Coats holds guidance on strong sales, targets 18% op margin

by · ShareCast

Industrial thread maker Coats said it expected full-year results to be in line with expectations and forecast an operating margin of around 18%, driven by strong sales growth.

After a strong first half, sales growth improved to 11% in the four months to October 31 compared with 8% in the first half of 2024, with accelerating growth in footwear and continued momentum in apparel, partly offset by sustained weakness in performance materials, the company said in a trading update on Wednesday.

The apparel and footwear divisions continued to benefit from a return to normalised levels of customer buying and inventory patterns, with both showing strong year-on-year growth of 14% compared with 14% and 7% in the first half, albeit against a weaker prior year comparator due to the impact of destocking in 2023.

Performance materials sales returned to growth with a 1% increase from a decline of 3% but were still hit by lower order book activity in the personal protection and composites sectors, particularly in the Americas.

Coats said the lower capacity utilisation in the Americas continued to negatively impact the division’s margins.
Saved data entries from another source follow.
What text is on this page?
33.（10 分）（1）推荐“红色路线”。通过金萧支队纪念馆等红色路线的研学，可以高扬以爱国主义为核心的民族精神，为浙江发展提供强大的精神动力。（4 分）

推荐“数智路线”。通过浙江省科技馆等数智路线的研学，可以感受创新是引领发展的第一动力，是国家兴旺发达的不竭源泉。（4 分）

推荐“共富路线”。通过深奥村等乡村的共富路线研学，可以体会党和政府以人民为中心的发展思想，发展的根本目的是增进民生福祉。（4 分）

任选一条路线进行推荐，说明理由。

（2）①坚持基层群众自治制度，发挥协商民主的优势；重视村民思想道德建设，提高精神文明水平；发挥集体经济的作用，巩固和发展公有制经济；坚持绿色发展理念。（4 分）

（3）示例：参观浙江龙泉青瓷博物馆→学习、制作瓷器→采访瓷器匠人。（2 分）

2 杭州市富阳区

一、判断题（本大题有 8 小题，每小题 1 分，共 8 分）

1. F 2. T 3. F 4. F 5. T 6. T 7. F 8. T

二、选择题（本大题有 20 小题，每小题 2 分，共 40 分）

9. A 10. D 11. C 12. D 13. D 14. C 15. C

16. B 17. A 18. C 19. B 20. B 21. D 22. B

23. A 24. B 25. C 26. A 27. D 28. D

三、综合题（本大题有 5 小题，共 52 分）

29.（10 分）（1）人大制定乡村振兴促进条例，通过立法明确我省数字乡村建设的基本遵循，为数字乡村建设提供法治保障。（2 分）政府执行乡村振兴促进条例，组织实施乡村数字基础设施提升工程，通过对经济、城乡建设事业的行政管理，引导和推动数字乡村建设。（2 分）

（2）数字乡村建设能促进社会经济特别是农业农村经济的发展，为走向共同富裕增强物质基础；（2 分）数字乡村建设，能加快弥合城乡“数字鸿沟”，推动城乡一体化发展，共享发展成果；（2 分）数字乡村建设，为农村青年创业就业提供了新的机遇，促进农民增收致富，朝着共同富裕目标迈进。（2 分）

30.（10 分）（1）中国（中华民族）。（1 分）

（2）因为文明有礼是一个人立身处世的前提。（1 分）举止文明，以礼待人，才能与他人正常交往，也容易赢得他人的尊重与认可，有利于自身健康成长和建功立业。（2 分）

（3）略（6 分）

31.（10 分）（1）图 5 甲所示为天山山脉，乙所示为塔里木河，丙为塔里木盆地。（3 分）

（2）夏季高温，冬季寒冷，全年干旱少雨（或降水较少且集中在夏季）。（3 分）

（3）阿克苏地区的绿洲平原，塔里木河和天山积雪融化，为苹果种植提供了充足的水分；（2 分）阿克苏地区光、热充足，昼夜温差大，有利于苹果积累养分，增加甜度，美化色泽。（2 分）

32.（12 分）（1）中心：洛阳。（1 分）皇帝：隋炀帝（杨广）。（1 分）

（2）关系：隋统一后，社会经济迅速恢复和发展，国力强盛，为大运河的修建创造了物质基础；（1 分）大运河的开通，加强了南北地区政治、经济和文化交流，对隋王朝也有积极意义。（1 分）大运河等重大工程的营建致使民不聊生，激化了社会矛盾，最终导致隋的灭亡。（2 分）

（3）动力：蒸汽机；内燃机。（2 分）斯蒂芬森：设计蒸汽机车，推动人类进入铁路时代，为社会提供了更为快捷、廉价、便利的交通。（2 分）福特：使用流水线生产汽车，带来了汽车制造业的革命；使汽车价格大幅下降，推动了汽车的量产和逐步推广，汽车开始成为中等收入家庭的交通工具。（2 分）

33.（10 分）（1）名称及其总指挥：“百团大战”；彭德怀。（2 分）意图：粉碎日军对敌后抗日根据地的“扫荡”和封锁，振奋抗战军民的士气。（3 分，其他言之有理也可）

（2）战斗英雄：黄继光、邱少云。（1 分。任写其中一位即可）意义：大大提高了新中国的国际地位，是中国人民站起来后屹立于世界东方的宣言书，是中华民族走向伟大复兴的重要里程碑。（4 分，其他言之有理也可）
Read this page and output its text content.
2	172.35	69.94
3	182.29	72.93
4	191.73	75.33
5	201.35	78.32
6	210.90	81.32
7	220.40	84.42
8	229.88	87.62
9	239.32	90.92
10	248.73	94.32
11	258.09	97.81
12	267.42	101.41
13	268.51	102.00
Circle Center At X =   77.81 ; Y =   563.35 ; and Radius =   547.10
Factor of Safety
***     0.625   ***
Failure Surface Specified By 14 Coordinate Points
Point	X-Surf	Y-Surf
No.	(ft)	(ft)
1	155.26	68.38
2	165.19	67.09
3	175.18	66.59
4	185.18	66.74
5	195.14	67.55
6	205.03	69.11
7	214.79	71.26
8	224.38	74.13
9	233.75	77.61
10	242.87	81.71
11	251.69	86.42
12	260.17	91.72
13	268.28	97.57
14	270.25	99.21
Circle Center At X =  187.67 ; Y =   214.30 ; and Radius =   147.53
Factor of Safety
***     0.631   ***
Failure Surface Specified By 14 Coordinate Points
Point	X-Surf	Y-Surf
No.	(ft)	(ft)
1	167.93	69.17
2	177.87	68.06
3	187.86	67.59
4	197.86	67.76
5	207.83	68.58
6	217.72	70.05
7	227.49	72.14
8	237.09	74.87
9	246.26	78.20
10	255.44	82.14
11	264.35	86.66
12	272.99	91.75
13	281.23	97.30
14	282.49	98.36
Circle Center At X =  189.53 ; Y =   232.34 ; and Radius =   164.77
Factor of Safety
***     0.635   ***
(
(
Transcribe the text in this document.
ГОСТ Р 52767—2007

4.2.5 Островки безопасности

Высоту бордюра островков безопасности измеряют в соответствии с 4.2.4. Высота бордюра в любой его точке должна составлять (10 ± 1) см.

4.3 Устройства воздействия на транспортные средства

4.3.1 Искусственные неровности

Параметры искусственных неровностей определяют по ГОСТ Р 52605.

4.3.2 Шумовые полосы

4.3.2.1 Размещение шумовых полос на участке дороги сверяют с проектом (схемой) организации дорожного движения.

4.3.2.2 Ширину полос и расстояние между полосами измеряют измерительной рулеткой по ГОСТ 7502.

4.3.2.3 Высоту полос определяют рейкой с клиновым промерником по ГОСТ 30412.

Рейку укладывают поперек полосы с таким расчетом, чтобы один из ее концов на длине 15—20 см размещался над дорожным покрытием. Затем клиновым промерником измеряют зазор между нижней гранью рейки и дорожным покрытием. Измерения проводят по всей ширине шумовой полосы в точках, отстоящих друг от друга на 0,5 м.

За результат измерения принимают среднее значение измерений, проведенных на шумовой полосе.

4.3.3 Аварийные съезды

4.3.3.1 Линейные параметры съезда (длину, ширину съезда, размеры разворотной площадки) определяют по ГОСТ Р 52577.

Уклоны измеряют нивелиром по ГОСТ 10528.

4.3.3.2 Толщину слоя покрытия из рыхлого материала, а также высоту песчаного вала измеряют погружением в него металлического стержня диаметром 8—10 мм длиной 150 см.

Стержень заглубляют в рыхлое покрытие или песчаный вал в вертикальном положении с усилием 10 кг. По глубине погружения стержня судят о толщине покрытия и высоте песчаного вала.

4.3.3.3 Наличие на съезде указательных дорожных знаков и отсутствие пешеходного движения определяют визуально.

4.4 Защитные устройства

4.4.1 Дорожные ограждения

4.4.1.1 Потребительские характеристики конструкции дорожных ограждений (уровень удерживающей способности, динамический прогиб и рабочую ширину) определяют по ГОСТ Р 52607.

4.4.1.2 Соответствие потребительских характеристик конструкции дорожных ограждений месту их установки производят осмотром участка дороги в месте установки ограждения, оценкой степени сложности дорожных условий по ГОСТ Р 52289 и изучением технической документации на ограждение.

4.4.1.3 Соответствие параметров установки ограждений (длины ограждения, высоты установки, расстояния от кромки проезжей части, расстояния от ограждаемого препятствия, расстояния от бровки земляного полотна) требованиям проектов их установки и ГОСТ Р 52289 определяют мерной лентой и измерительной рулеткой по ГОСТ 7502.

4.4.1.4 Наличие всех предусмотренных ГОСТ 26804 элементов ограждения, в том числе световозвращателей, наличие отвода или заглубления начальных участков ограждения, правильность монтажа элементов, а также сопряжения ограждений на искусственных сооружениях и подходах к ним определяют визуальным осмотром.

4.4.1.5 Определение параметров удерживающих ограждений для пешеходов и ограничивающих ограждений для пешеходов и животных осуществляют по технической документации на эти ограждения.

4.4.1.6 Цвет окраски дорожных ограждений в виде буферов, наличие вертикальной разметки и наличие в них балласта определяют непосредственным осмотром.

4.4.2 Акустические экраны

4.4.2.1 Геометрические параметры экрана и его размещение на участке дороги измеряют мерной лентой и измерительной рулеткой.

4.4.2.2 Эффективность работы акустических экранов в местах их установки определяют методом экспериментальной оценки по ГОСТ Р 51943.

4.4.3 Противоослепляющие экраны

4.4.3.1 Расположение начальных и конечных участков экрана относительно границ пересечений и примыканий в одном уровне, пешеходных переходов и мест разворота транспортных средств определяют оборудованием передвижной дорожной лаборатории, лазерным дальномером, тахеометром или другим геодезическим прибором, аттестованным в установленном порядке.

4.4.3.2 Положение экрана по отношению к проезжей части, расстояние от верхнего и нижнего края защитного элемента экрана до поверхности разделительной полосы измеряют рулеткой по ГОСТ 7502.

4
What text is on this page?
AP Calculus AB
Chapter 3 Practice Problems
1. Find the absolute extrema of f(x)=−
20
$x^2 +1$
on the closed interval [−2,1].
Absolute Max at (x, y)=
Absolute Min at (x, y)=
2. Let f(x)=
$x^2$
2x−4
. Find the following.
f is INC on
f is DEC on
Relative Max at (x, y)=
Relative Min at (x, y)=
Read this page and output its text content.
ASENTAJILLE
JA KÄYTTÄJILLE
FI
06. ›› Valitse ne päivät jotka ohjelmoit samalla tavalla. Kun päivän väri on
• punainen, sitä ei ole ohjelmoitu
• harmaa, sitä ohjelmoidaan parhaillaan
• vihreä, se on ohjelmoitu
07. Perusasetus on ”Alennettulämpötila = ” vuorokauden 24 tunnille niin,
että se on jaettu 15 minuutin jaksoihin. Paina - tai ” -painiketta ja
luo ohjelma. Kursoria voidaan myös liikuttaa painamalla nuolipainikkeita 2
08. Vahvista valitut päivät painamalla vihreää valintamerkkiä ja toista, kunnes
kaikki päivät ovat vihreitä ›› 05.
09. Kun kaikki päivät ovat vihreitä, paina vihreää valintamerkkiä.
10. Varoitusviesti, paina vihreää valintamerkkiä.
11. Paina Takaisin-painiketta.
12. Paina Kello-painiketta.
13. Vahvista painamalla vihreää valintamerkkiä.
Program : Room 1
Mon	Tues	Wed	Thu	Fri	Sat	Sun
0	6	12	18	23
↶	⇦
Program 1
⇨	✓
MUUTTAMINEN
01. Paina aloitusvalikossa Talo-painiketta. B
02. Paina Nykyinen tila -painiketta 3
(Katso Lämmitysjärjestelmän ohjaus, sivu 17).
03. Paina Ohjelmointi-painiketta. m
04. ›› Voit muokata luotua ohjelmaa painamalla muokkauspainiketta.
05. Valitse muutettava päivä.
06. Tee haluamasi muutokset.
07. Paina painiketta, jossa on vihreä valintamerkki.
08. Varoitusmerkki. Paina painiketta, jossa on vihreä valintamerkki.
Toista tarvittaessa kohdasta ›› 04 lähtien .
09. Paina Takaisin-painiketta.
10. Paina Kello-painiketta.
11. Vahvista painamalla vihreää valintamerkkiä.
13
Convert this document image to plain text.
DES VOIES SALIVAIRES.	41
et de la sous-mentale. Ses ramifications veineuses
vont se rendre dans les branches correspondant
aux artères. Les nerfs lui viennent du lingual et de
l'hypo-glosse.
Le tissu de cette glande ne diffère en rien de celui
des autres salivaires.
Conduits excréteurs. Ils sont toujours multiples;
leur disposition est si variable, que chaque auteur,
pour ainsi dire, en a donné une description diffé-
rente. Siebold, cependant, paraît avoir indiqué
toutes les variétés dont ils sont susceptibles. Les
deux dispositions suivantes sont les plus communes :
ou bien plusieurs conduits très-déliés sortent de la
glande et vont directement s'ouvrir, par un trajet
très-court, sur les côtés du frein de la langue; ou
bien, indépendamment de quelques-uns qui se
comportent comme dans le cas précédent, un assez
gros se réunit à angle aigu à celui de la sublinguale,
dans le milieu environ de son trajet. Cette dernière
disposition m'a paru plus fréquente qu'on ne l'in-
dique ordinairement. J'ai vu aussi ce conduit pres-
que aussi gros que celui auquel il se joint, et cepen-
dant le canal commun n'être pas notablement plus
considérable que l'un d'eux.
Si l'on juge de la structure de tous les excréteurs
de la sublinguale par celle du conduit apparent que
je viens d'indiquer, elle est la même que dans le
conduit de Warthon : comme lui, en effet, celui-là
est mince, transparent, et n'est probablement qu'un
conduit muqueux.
“Cash generation remained good through the period, and we anticipate a year-end leverage position, including the additional pension funding payment, of 1.6-1.7x, in line with previous guidance,” the company said.

“Our outlook is unchanged with full year performance expected to be in line with market expectations. The group remains well positioned for the medium term, supported by good momentum in our apparel and footwear divisions and strong cash generation.”

Analysts at Berenberg said the trading update should be "well received by investors" and reiterated their 'buy' on the stock with a target price of 135p compared with the current 95p.

They also expected no impact from potential tariffs on China as threatened by US President-elect Donald Trump.

"We understand that Coats’ operational footprint largely encompasses a China-for-China local approach to manufacturing, avoiding any regional pressures from potential tariffs on regional exports. Similarly, Performance Materials’ existing North America sites service local demand, whereas its Mexico sites are not importers to the US," they wrote in a note to clients.

"As such, we expect Coats is well insulated against any global trade impacts from Trump’s presidency."

"The Performance Materials division continues to work through well-flagged pressures, and while we would expect new CEO David Paja to be focused on this division in particular, the overall performance for the group remains impressive notwithstanding these difficulties."

"With the legacy pension overhang having been addressed earlier in the year, and with further evidence of a management team that continues to control the controllables and deliver shareholder returns, we see a lot to like in the context of a 11.7x FY25 P/E valuation."